Dabei fällt auf, dass gesetzlich nicht vorgesehen ist, dass bei einem Datenzugriff durch eine Strafverfolgungsbehörde die betroffene Person später darüber informiert wird. Das ist unüblich, zumal in der Regel der geheime Zugriff auf Daten später mitgeteilt werden muss. Ungewöhnlich ist zudem, dass für die Prüfung, ob die Voraussetzungen für einen Datenzugriff gegeben sind, nicht etwa ein Gericht oder eine andere unabhängige Behörde zuständig ist, sondern die Einsatzzentrale des fedpol, also eine Polizeibehörde.

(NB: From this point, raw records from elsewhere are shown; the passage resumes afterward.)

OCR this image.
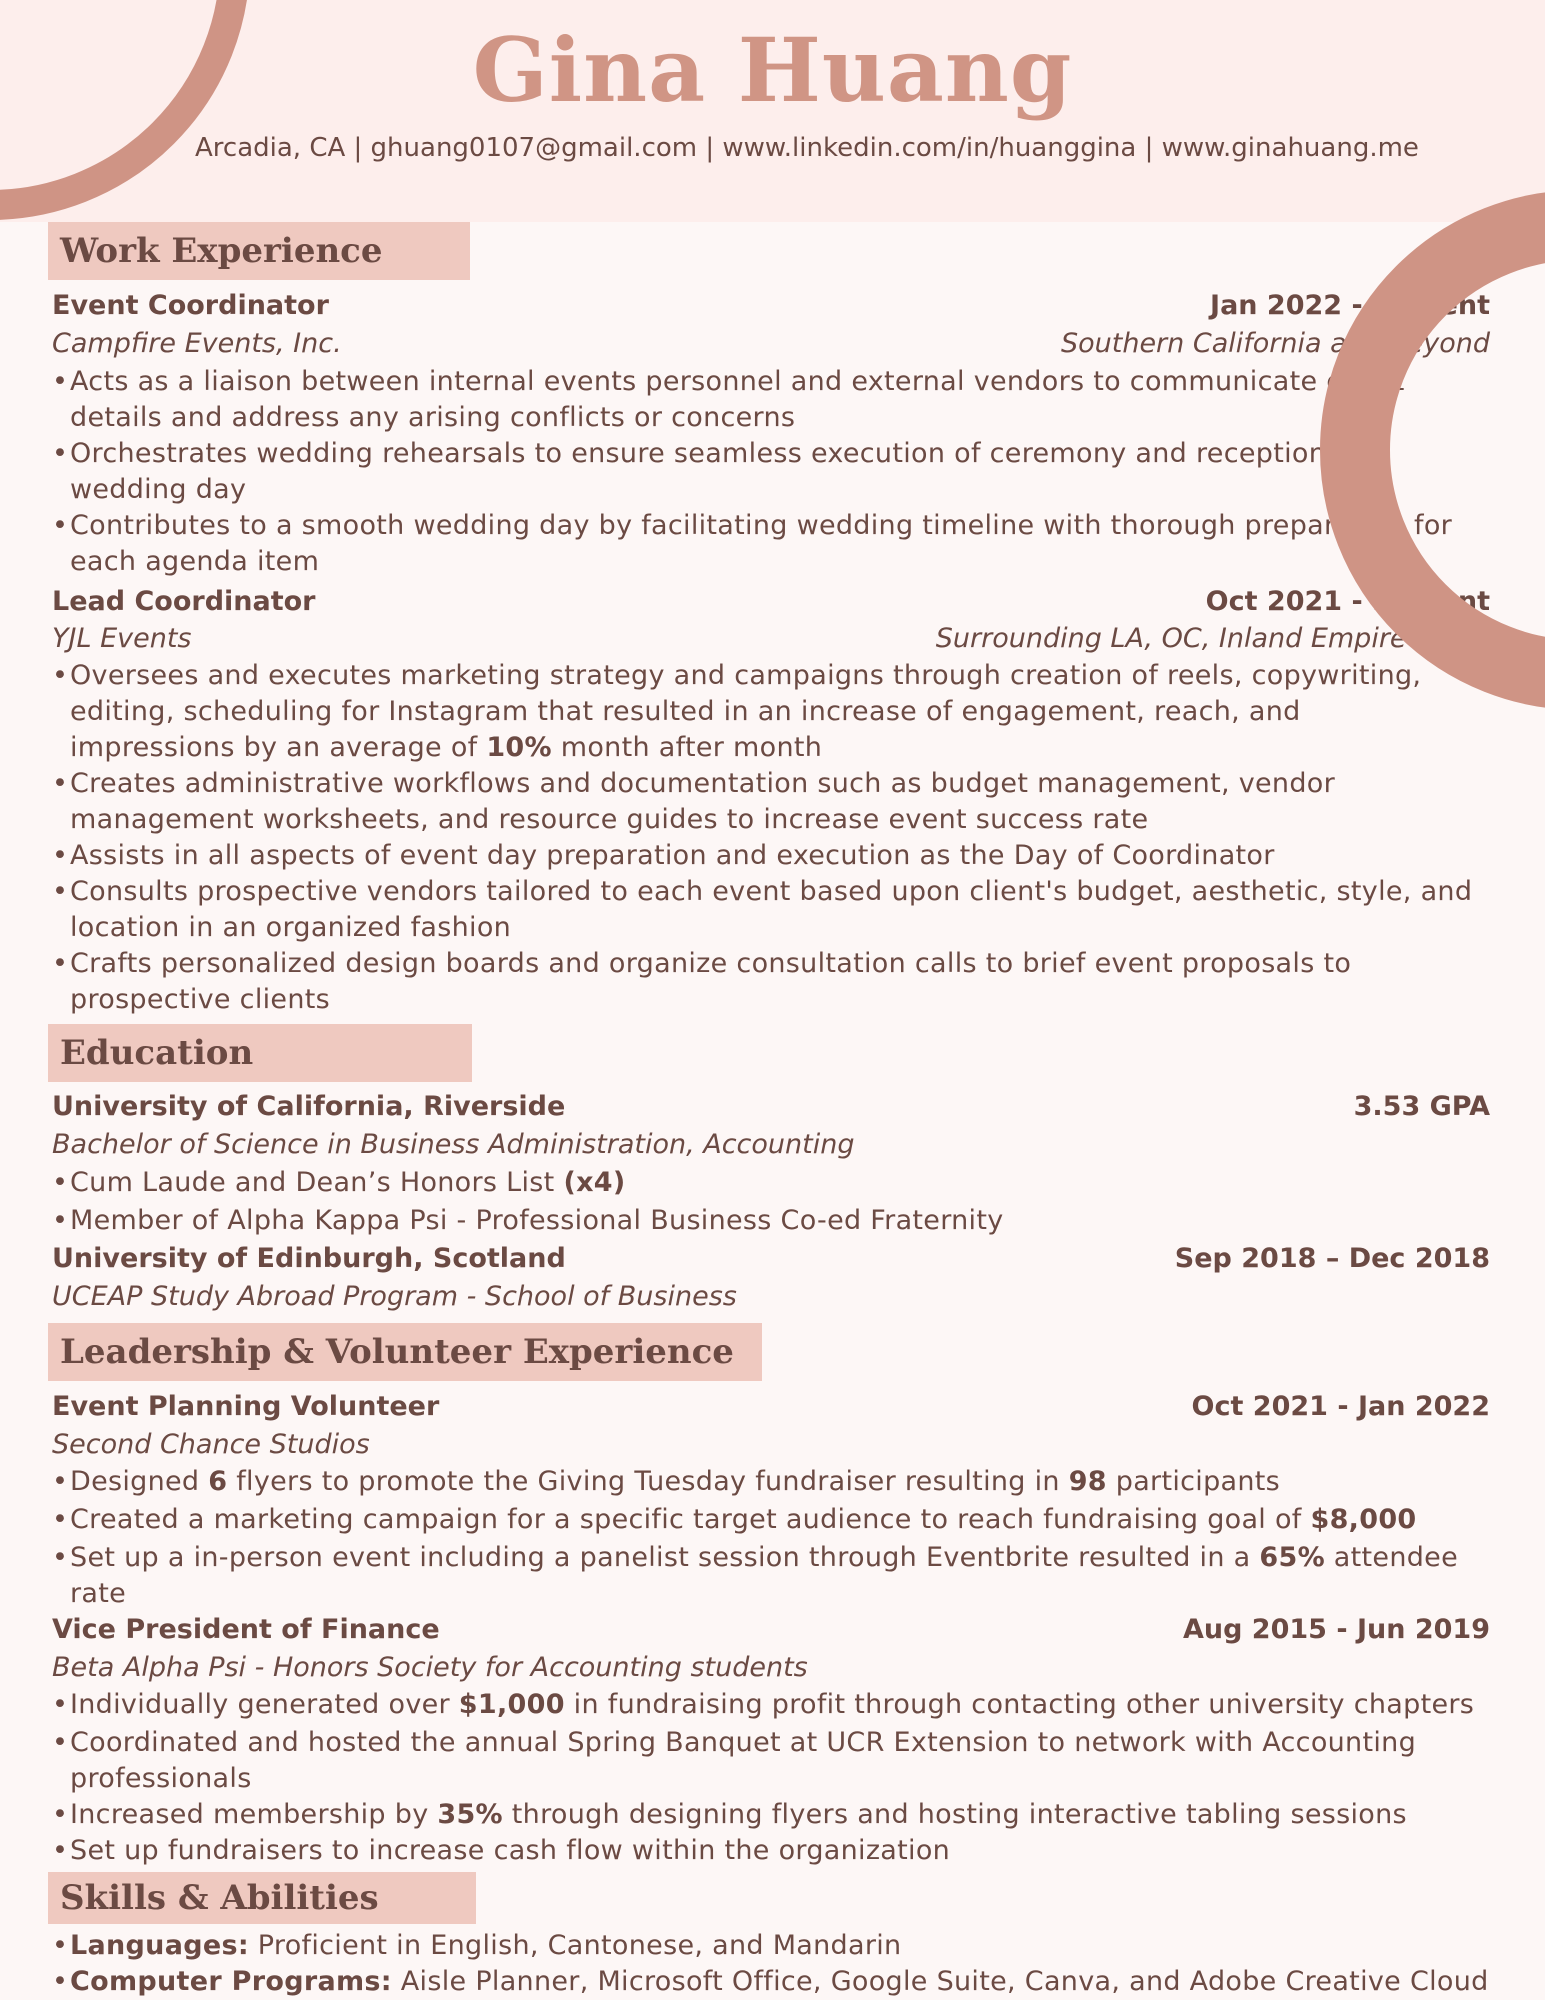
Gina Huang
Arcadia, CA | ghuang0107@gmail.com | www.linkedin.com/in/huanggina | www.ginahuang.me
Work Experience
Event Coordinator	Jan 2022 - Present
Campfire Events, Inc.	Southern California and beyond
• Acts as a liaison between internal events personnel and external vendors to communicate event
details and address any arising conflicts or concerns
• Orchestrates wedding rehearsals to ensure seamless execution of ceremony and reception on
wedding day
• Contributes to a smooth wedding day by facilitating wedding timeline with thorough preparation for
each agenda item
Lead Coordinator	Oct 2021 - Present
YJL Events	Surrounding LA, OC, Inland Empire areas
• Oversees and executes marketing strategy and campaigns through creation of reels, copywriting,
editing, scheduling for Instagram that resulted in an increase of engagement, reach, and
impressions by an average of 10% month after month
• Creates administrative workflows and documentation such as budget management, vendor
management worksheets, and resource guides to increase event success rate
• Assists in all aspects of event day preparation and execution as the Day of Coordinator
• Consults prospective vendors tailored to each event based upon client's budget, aesthetic, style, and
location in an organized fashion
• Crafts personalized design boards and organize consultation calls to brief event proposals to
prospective clients
Education
University of California, Riverside	3.53 GPA
Bachelor of Science in Business Administration, Accounting
• Cum Laude and Dean’s Honors List (x4)
• Member of Alpha Kappa Psi - Professional Business Co-ed Fraternity
University of Edinburgh, Scotland	Sep 2018 – Dec 2018
UCEAP Study Abroad Program - School of Business
Leadership & Volunteer Experience
Event Planning Volunteer	Oct 2021 - Jan 2022
Second Chance Studios
• Designed 6 flyers to promote the Giving Tuesday fundraiser resulting in 98 participants
• Created a marketing campaign for a specific target audience to reach fundraising goal of $8,000
• Set up a in-person event including a panelist session through Eventbrite resulted in a 65% attendee
rate
Vice President of Finance	Aug 2015 - Jun 2019
Beta Alpha Psi - Honors Society for Accounting students
• Individually generated over $1,000 in fundraising profit through contacting other university chapters
• Coordinated and hosted the annual Spring Banquet at UCR Extension to network with Accounting
professionals
• Increased membership by 35% through designing flyers and hosting interactive tabling sessions
• Set up fundraisers to increase cash flow within the organization
Skills & Abilities
• Languages: Proficient in English, Cantonese, and Mandarin
• Computer Programs: Aisle Planner, Microsoft Office, Google Suite, Canva, and Adobe Creative Cloud
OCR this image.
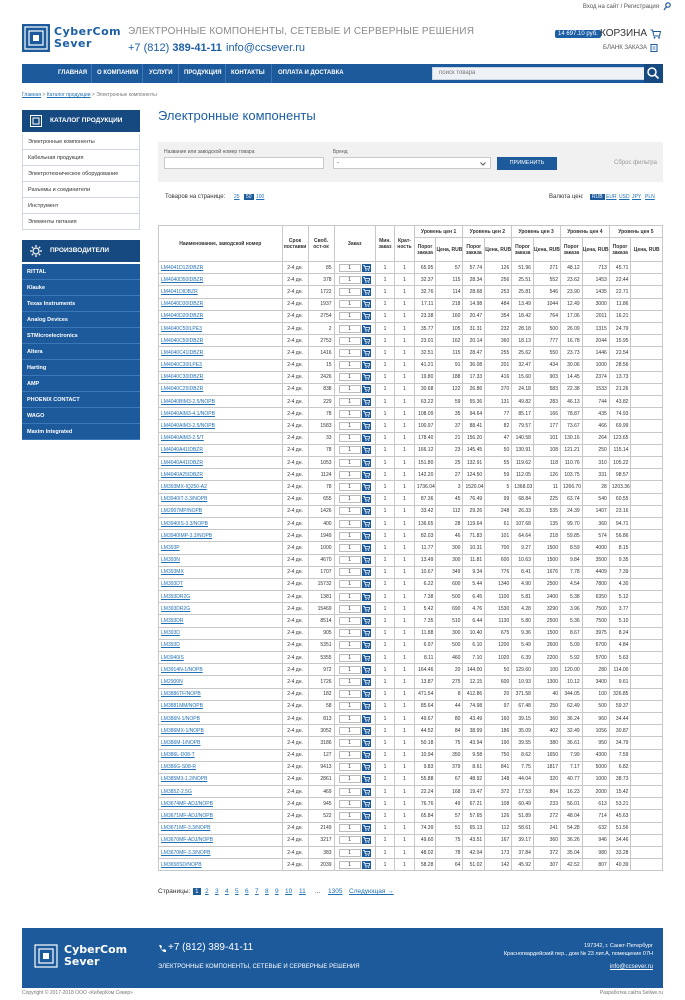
Вход на сайт / Регистрация
CyberCom
Sever
ЭЛЕКТРОННЫЕ КОМПОНЕНТЫ, СЕТЕВЫЕ И СЕРВЕРНЫЕ РЕШЕНИЯ
+7 (812) 389-41-11 info@ccsever.ru
14 697.10 руб. КОРЗИНА
БЛАНК ЗАКАЗА
ГЛАВНАЯ О КОМПАНИИ УСЛУГИ ПРОДУКЦИЯ КОНТАКТЫ ОПЛАТА И ДОСТАВКА	поиск товара
Главная > Каталог продукции > Электронные компоненты
КАТАЛОГ ПРОДУКЦИИ
Электронные компоненты
Кабельная продукция
Электротехническое оборудование
Разъемы и соединители
Инструмент
Элементы питания
ПРОИЗВОДИТЕЛИ
RITTAL
Klauke
Texas Instruments
Analog Devices
STMicroelectronics
Altera
Harting
AMP
PHOENIX CONTACT
WAGO
Maxim Integrated
Электронные компоненты
Название или заводской номер товара	Бренд
-	ПРИМЕНИТЬ	Сброс фильтра
Товаров на странице: 25	50 100	Валюта цен:	RUB EUR USD JPY PLN
Наименование, заводской номер	Срок поставки	Своб. ост-ок	Заказ	Мин. заказ	Крат-ность	Уровень цен 1		Уровень цен 2		Уровень цен 3		Уровень цен 4		Уровень цен 5	
						Порог заказа	Цена, RUB	Порог заказа	Цена, RUB	Порог заказа	Цена, RUB	Порог заказа	Цена, RUB	Порог заказа	Цена, RUB
LM4041D12IDBZR	2-4 дн.	85	1	1	1	65.95	57	57.74	126	51.96	271	48.12	713	45.71	
LM4040D50IDBZR	2-4 дн.	378	1	1	1	32.37	115	28.34	256	25.51	552	23.62	1453	22.44	
LM4041DIDBZR	2-4 дн.	1722	1	1	1	32.76	114	28.68	253	25.81	546	23.90	1435	22.71	
LM4040D30IDBZR	2-4 дн.	1937	1	1	1	17.11	218	14.98	484	13.49	1044	12.49	3000	11.86	
LM4040D20IDBZR	2-4 дн.	2754	1	1	1	23.38	160	20.47	354	18.42	764	17.06	2011	16.21	
LM4040C50ILPE3	2-4 дн.	2	1	1	1	35.77	105	31.31	232	28.18	500	26.09	1315	24.79	
LM4040C50IDBZR	2-4 дн.	2753	1	1	1	23.01	162	20.14	360	18.13	777	16.78	2044	15.95	
LM4040C41IDBZR	2-4 дн.	1416	1	1	1	32.51	115	28.47	255	25.62	550	23.73	1446	22.54	
LM4040C30ILPE3	2-4 дн.	15	1	1	1	41.21	91	36.08	201	32.47	434	30.06	1000	28.56	
LM4040C30IDBZR	2-4 дн.	2426	1	1	1	19.80	188	17.33	416	15.60	903	14.45	2374	13.73	
LM4040C25IDBZR	2-4 дн.	838	1	1	1	30.68	122	26.86	270	24.18	583	22.38	1533	21.26	
LM4040BIM3-2.5/NOPB	2-4 дн.	229	1	1	1	63.22	59	55.36	131	49.82	283	46.13	744	43.82	
LM4040AIM3-4.1/NOPB	2-4 дн.	78	1	1	1	108.09	35	94.64	77	85.17	166	78.87	435	74.93	
LM4040AIM3-2.5/NOPB	2-4 дн.	1583	1	1	1	100.97	37	88.41	82	79.57	177	73.67	466	69.99	
LM4040AIM3-2.5/T	2-4 дн.	33	1	1	1	178.40	21	156.20	47	140.58	101	130.16	264	123.65	
LM4040A41IDBZR	2-4 дн.	78	1	1	1	166.12	23	145.45	50	130.91	108	121.21	250	115.14	
LM4040A41IDBZR	2-4 дн.	1053	1	1	1	151.80	25	132.91	55	119.62	118	110.76	310	105.22	
LM4040A25IDBZR	2-4 дн.	1124	1	1	1	142.20	27	124.50	59	112.05	126	103.75	331	98.57	
LM393MX-IQ250-A2	2-4 дн.	78	1	1	1	1736.04	3	1520.04	5	1368.03	11	1266.70	28	1203.36	
LM3940IT-3.3/NOPB	2-4 дн.	655	1	1	1	87.36	45	76.49	99	68.84	225	63.74	540	60.55	
LM2907MP/NOPB	2-4 дн.	1426	1	1	1	33.42	112	29.26	248	26.33	535	24.39	1407	23.16	
LM3940IS-3.3/NOPB	2-4 дн.	400	1	1	1	136.65	28	119.64	61	107.68	135	99.70	360	94.71	
LM3940IMP-3.3/NOPB	2-4 дн.	1949	1	1	1	82.03	46	71.83	101	64.64	218	59.85	574	56.86	
LM393P	2-4 дн.	1000	1	1	1	11.77	300	10.31	700	9.27	1500	8.59	4000	8.15	
LM393N	2-4 дн.	4670	1	1	1	13.49	300	11.81	600	10.63	1500	9.84	3500	9.35	
LM393MX	2-4 дн.	1707	1	1	1	10.67	349	9.34	776	8.41	1676	7.78	4409	7.39	
LM393DT	2-4 дн.	15732	1	1	1	6.22	600	5.44	1340	4.90	2500	4.54	7800	4.30	
LM393DR2G	2-4 дн.	1381	1	1	1	7.38	500	6.45	1100	5.81	2400	5.38	6350	5.12	
LM393DR2G	2-4 дн.	15469	1	1	1	5.42	690	4.76	1530	4.28	3290	3.96	7500	3.77	
LM393DR	2-4 дн.	8514	1	1	1	7.35	510	6.44	1130	5.80	2500	5.36	7500	5.10	
LM393D	2-4 дн.	905	1	1	1	11.88	300	10.40	675	9.36	1500	8.67	3975	8.24	
LM393D	2-4 дн.	5351	1	1	1	6.97	500	6.10	1200	5.49	2600	5.09	6700	4.84	
LM3940IS	2-4 дн.	5355	1	1	1	8.11	460	7.10	1020	6.39	2200	5.92	5700	5.63	
LM3914N-1/NOPB	2-4 дн.	972	1	1	1	164.46	20	144.00	50	129.60	100	120.00	280	114.00	
LM2900N	2-4 дн.	1726	1	1	1	13.87	275	12.15	600	10.93	1300	10.12	3400	9.61	
LM3886TF/NOPB	2-4 дн.	182	1	1	1	471.54	8	412.86	20	371.58	40	344.05	100	326.85	
LM3881MM/NOPB	2-4 дн.	58	1	1	1	85.64	44	74.98	97	67.48	250	62.49	500	59.37	
LM386N-1/NOPB	2-4 дн.	813	1	1	1	49.67	80	43.49	160	39.15	360	36.24	960	34.44	
LM386MX-1/NOPB	2-4 дн.	3052	1	1	1	44.52	84	38.99	186	35.09	402	32.49	1056	30.87	
LM386M-1/NOPB	2-4 дн.	3186	1	1	1	50.18	75	43.94	190	39.55	380	36.61	950	34.79	
LM386L-D08-T	2-4 дн.	127	1	1	1	10.94	350	9.58	750	8.62	1650	7.99	4300	7.59	
LM386G-S08-R	2-4 дн.	9413	1	1	1	9.83	379	8.61	841	7.75	1817	7.17	5000	6.82	
LM385M3-1.2/NOPB	2-4 дн.	2861	1	1	1	55.88	67	48.92	148	44.04	320	40.77	1000	38.73	
LM385Z-2.5G	2-4 дн.	469	1	1	1	22.24	168	19.47	372	17.53	804	16.23	2000	15.42	
LM3674MF-ADJ/NOPB	2-4 дн.	945	1	1	1	76.76	49	67.21	108	60.49	233	56.01	613	53.21	
LM3671MF-ADJ/NOPB	2-4 дн.	522	1	1	1	65.84	57	57.65	126	51.89	272	48.04	714	45.63	
LM3671MF-3.3/NOPB	2-4 дн.	2149	1	1	1	74.39	51	65.13	112	58.61	241	54.28	632	51.56	
LM3670MF-ADJ/NOPB	2-4 дн.	3217	1	1	1	49.60	75	43.51	167	39.17	360	36.26	946	34.46	
LM3670MF-3.3/NOPB	2-4 дн.	383	1	1	1	48.02	78	42.04	173	37.84	372	35.04	980	33.28	
LM3658SD/NOPB	2-4 дн.	2039	1	1	1	58.28	64	51.02	142	45.92	307	42.52	807	40.39	
Страницы: 1 2 3 4 5 6 7 8 9 10 11 ... 1305 Следующая →
CyberCom
Sever
+7 (812) 389-41-11
ЭЛЕКТРОННЫЕ КОМПОНЕНТЫ, СЕТЕВЫЕ И СЕРВЕРНЫЕ РЕШЕНИЯ
197342, г. Санкт-Петербург
Красногвардейский пер., дом № 23 лит.А, помещение 07Н
info@ccsever.ru
Copyright © 2017-2018 ООО «КиберКом Север»	Разработка сайта Seliwe.ru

Damit bestätigt sich, was die Datensammelwut in Europa längst vermuten lässt: Migrantinnen in Europa geniessen nicht denselben Datenschutz wie die Einheimischen. Einschränkungen von Datenschutzrechten sind aus Gründen der Sicherheit möglich. Wenn aber bei migrationsrechtlichen Datensammlungen generell angenommen wird, dass diese auch einen sicherheitsbezogenen Zweck haben, werden Datenschutzrechte für Migrantinnen ganz grundsätzlich eingeschränkt. Ihre Daten sind, anders als diejenigen von in der Schweiz oder in EU-Ländern geborenen Menschen, sämtlichen Strafverfolgungsbehörden zugänglich. Nicht weil sie je strafrechtlich in Erscheinung getreten sind, sondern weil sie im Schengenraum um Schutz ersucht haben. Auf politischer Ebene gibt es gegen diese besorgniserregende Entwicklung keinen nennenswerten Widerstand – wie so oft, wenn es um die Weiterentwicklung von Schengen geht, stehen grundrechtliche Bedenken in der zweiten Reihe.